报告人：桂长峰

报告时间：2025年12月10日（周三）上午9：00---

报告地点：腾讯会议:369-453-832

报告摘要：In the study of the classic heat equation, it is observed that the hottest spot tends to move to the boundary when completely insulated. The hot spots conjecture, proposed by Rauch in 1974, asserts that the second Neumann eigenfunction of the Laplacian achieves its global maximum (the hottest point) exclusively on the boundary of the domain. Notably, for triangular domains, the absence of interior critical points was recently established by Judge and Mondal in [Ann.
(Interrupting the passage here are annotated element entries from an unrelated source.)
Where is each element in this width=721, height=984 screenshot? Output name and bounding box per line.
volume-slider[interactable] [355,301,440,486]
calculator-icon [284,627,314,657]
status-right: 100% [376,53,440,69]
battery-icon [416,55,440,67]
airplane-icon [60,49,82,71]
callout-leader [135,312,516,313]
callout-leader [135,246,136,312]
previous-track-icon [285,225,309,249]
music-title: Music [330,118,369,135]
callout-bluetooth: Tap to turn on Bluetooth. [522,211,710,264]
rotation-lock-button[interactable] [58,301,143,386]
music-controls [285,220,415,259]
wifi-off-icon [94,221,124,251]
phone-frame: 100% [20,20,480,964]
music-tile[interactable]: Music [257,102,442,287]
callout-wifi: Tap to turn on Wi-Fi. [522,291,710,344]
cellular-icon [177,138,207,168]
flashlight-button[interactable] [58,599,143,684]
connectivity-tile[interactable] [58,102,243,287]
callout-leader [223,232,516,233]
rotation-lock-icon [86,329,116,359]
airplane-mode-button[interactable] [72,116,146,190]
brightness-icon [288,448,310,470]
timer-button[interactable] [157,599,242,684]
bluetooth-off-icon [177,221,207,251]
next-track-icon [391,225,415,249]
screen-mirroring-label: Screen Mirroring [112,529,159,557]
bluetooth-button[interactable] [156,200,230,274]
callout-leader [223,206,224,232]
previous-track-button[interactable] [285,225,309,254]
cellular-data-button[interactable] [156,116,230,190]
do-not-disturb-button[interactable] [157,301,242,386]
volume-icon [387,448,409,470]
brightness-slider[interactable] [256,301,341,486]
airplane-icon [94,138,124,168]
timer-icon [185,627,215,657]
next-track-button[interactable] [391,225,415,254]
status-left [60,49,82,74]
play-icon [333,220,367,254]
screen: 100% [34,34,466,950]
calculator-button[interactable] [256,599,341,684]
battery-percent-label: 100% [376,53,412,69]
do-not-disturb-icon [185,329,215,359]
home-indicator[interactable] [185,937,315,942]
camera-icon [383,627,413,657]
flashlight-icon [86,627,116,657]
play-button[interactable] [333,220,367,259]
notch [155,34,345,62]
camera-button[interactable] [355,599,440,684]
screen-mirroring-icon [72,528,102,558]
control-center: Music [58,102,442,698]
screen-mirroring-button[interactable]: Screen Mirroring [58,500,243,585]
Math., 2022]. Nevertheless, several important questions about the second Neumann eigenfunction in triangles remain open. In this talk, I shall present a complete resolution of these issues.Our approach employs fundamental ideas such as continuity via domain deformation, and comparison of eigenvalues of various eigenvalue problems and the maximum principle.This is a joint work with Hongbin Chen and Ruofei Yao.

报告人简介：桂长峰是澳门大学数学系讲座教授、数学系主任，澳大发展基金会数学杰出学者。1991年在美国明尼苏达大学获得博士学位，曾入选国家级人才计划和海外高层次人才，并于2013年当选美国数学会首届会士，同时也是美国科学促进会会士。曾获IEEE最佳论文奖、加拿大太平洋数学研究所研究成果奖、加拿大数学中心Andrew Aisensdadt奖等荣誉。他主要从事非线性偏微分方程、图像分析和处理的研究，在Allen-Cahn方程的研究、Moser-Trudinger不等式最佳常数的猜想、De Giorgi猜想和Gibbons猜想等方面取得了一系列在国际上有重大影响的工作，在《Annals of Mathematics》、《Inventiones Mathematicae》、《Communications on Pure and Applied Mathematics》等国际顶尖期刊发表论文90余篇。